Depado
Depado

Reputation: 4931

How do I check gnome-shell notifications with Python?

I'm having quite some trouble doing that :
I'm using Conky on my Archlinux distro and coded a quick script in python to check if I have a new mail in my gmail. In my conkyrc this script executes every 5 minutes and returns a number of mails (0 if I don't have any). Works fine.

What I wanted to do is :
If the number of mail is > 0 then display a notification (a gnome-shell notification). The only problem I have now is that if I have unread mails (for example 4 mails unread), each 5 minutes, there will be a NEW notification saying that I have 4 mails unread. What I would like to do is checking if there is already a notification so that I don't have to display it again... Does anyone know how to solve that kind of problem ?

Here is my code :

#!/usr/bin/python

from gi.repository import Notify
from urllib.request import FancyURLopener

url = 'https://%s:%[email protected]/mail/feed/atom' % ("username", "password")

opener = FancyURLopener()
page = opener.open(url)

contents = page.read().decode('utf-8')

ifrom = contents.index('<fullcount>') + 11
ito   = contents.index('</fullcount>')

unread = contents[ifrom:ito]

print(unread)

if unread != "0" :
    Notify.init ("New Mail")
    Hello=Notify.Notification.new ("New mail","You have "+unread+" new mail(s)","/usr/share/icons/Faenza/actions/96/mail-forward.png")
    Hello.show ()

I must precise that I'm quite new to python. Thanks in advance if anyone got a solution :)

Upvotes: 0

Views: 561

Answers (1)

Appleman1234
Appleman1234

Reputation: 16116

One possible solution is serialise the value of unread into a file.

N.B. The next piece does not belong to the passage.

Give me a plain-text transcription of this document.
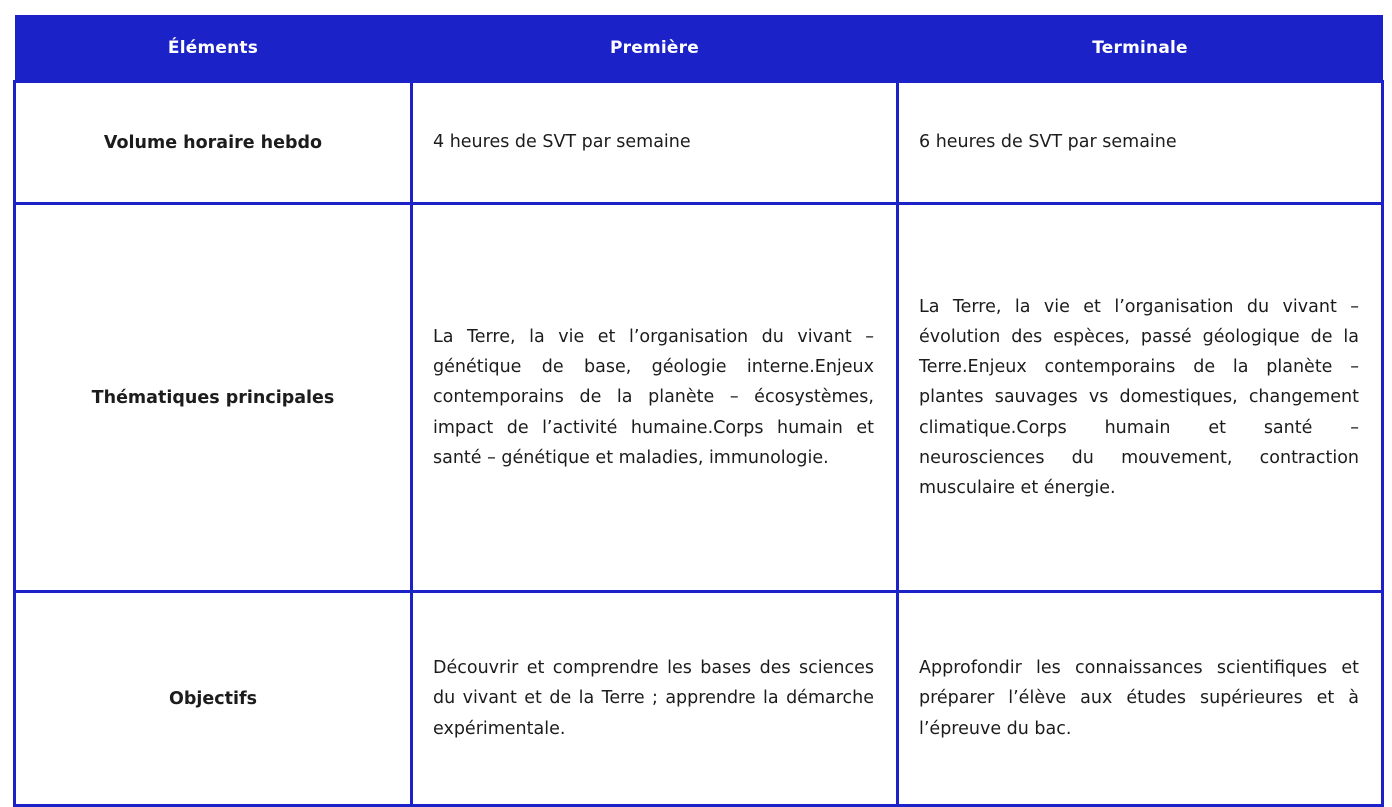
Éléments	Première	Terminale
Volume horaire hebdo	4 heures de SVT par semaine	6 heures de SVT par semaine
Thématiques principales	La Terre, la vie et l’organisation du vivant – génétique de base, géologie interne.Enjeux contemporains de la planète – écosystèmes, impact de l’activité humaine.Corps humain et santé – génétique et maladies, immunologie.	La Terre, la vie et l’organisation du vivant – évolution des espèces, passé géologique de la Terre.Enjeux contemporains de la planète – plantes sauvages vs domestiques, changement climatique.Corps humain et santé – neurosciences du mouvement, contraction musculaire et énergie.
Objectifs	Découvrir et comprendre les bases des sciences du vivant et de la Terre ; apprendre la démarche expérimentale.	Approfondir les connaissances scientifiques et préparer l’élève aux études supérieures et à l’épreuve du bac.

Then change your check from if the number of mails is greater than 0, to if the number of mails is greater than zero or different from the last serialised count from file.

An extension of this is to also serialise the time when a notification is run along with the mail count, this way you extend the check to show the repeat notification (showing 4 emails twice, not every 5 minutes say, but every 3 hours).

So your original check was if unread != "0" : it would become something like if unread != "0" && unread != serialisedvalue: . In the show repeat notification time threshold case it becomes

if unread != "0":
    if ((datetime.now() - serialiseddate) < threshold) :
        if unread != serialisedvalue:

Where threshold = 3600*3 is for 3 hours.

Sample code for serialising and deserialising is below

#Serialising
try:
    # This will create a new file or **overwrite an existing file**.
    f = open("mailcount.txt", "w")
    try:
        f.write(unread + "\n") # Write a string to a file
        f.write(datetime.now().strftime('%b %d %Y %I:%M%p'))
    finally:
        f.close()
except IOError:
    pass

#Deserialising 
try:
    f = open("mailcount.txt", "r")
    try:
        # Read the entire contents of a file at once.
        serialisedvalue = f.readline()
        serialseddate = datetime.strptime(f.readline(), '%b %d %Y %I:%M%p')
    finally:
        f.close()
except IOError:
    pass

Another possible solution would be to get the current active notification count somehow and add that to your condition, though I couldn't find a method for doing that using the API that Notify uses.